I am trying to build a Plug pipeline, it’s pretty simple and works great, my function is the last in the chain and I am getting this warning when I am trying to run in an env with empty list as param.

I am getting the env
@unavailable_countries Application.get_env(:app, :unavailable_countries, [])
The warning is present if I explicitly set the env as a [].

  defp is_available?(%{
         city: %{
           country: %{iso_code: iso_code}
         }
       })
       when iso_code in @unavailable_countries do
    false
  end

  defp is_available?(_), do: true

There is another warning for the iso_code that it is unused.

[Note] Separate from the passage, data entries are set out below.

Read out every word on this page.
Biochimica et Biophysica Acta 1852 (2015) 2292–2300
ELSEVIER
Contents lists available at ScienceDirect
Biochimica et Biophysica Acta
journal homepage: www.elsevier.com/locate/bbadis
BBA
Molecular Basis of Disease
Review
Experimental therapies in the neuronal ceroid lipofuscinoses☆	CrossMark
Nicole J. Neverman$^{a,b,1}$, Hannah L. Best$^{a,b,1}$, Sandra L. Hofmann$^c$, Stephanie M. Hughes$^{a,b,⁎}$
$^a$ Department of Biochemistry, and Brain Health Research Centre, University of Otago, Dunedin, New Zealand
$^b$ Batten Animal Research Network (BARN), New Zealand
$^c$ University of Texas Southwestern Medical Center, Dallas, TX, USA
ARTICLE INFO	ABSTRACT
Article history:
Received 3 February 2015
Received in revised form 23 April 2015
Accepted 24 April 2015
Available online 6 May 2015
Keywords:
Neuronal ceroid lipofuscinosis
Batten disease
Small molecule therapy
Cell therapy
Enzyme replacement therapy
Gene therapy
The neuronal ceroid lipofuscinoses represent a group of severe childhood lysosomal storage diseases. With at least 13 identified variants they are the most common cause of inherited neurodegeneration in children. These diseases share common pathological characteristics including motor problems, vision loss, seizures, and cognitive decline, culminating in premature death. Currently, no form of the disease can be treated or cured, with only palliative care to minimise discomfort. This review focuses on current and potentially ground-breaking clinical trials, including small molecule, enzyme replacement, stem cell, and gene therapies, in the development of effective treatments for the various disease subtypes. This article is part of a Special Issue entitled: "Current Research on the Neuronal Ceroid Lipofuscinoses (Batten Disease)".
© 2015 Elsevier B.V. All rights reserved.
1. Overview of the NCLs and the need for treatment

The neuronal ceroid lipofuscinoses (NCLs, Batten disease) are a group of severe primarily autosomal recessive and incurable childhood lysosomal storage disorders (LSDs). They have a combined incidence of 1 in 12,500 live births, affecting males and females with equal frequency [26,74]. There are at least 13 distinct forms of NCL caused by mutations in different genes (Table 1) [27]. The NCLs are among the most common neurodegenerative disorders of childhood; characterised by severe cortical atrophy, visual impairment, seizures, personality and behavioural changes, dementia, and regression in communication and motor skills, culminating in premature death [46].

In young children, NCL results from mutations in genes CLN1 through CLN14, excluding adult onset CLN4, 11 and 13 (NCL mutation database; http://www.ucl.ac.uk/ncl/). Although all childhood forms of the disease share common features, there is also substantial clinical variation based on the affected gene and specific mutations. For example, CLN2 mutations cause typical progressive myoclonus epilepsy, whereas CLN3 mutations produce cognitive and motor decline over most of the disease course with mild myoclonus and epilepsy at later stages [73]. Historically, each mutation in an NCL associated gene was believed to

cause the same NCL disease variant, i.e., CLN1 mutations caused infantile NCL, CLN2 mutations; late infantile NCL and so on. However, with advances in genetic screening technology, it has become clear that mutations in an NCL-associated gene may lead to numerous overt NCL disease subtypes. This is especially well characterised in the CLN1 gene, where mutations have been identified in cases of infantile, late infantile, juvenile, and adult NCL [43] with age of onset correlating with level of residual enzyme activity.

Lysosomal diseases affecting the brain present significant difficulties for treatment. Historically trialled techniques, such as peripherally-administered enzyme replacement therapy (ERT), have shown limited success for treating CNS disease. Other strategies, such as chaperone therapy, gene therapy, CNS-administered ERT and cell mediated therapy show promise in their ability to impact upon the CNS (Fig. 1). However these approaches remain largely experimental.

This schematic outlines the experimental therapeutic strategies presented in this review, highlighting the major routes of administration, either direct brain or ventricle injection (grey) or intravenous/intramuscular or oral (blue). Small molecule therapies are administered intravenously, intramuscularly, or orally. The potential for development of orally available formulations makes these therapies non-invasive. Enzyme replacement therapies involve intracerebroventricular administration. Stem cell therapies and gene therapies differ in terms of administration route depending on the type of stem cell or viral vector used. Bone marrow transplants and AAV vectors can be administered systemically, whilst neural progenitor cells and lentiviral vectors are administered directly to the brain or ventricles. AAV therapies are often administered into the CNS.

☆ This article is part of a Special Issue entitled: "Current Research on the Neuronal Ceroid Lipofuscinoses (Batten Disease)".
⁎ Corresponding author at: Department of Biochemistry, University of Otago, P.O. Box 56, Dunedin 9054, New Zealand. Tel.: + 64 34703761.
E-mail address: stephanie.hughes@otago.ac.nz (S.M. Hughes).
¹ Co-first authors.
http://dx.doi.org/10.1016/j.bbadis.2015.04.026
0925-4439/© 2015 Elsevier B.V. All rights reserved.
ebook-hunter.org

I know I could pass the list to the function and check, but I have other clauses as well with other lists, and then I couldn’t do it in the guard.

Is there a way to go around this?
I know that it will always yield the same result, I understand the warning.

Thanks

Well I can put in [""] as the default for one.

Which warning?

Sorry I put it as the title:
This check/guard will always yield the same result

Yes, the compiler is warning you that the guard will always fail, because no input will ever satisfy it.

1 Like

So ideally should I write the function differently, or for dev environment passing just an empty string in as a possibility is fine?

You can conditionally add the first head:

if @unavailable_countries != [] do
  defp is_available?(%{
         city: %{
           country: %{iso_code: iso_code}
         }
       })
       when iso_code in @unavailable_countries do
    false
  end
end

  defp is_available?(_), do: true

Or simplify it to:

  defp is_available?(%{
         city: %{
           country: %{iso_code: iso_code}
         }
       }), do: iso_code not in @unavailable_countries

  defp is_available?(_), do: true
4 Likes

I will try the first thanks!
I think the simplified version wouldn’t work because I only want it to return if the item is in the list otherwise not, but this could return both true or false.

Edit: the check with the if around the function works, thanks!

I have fixed the “fixed” example to match your needs.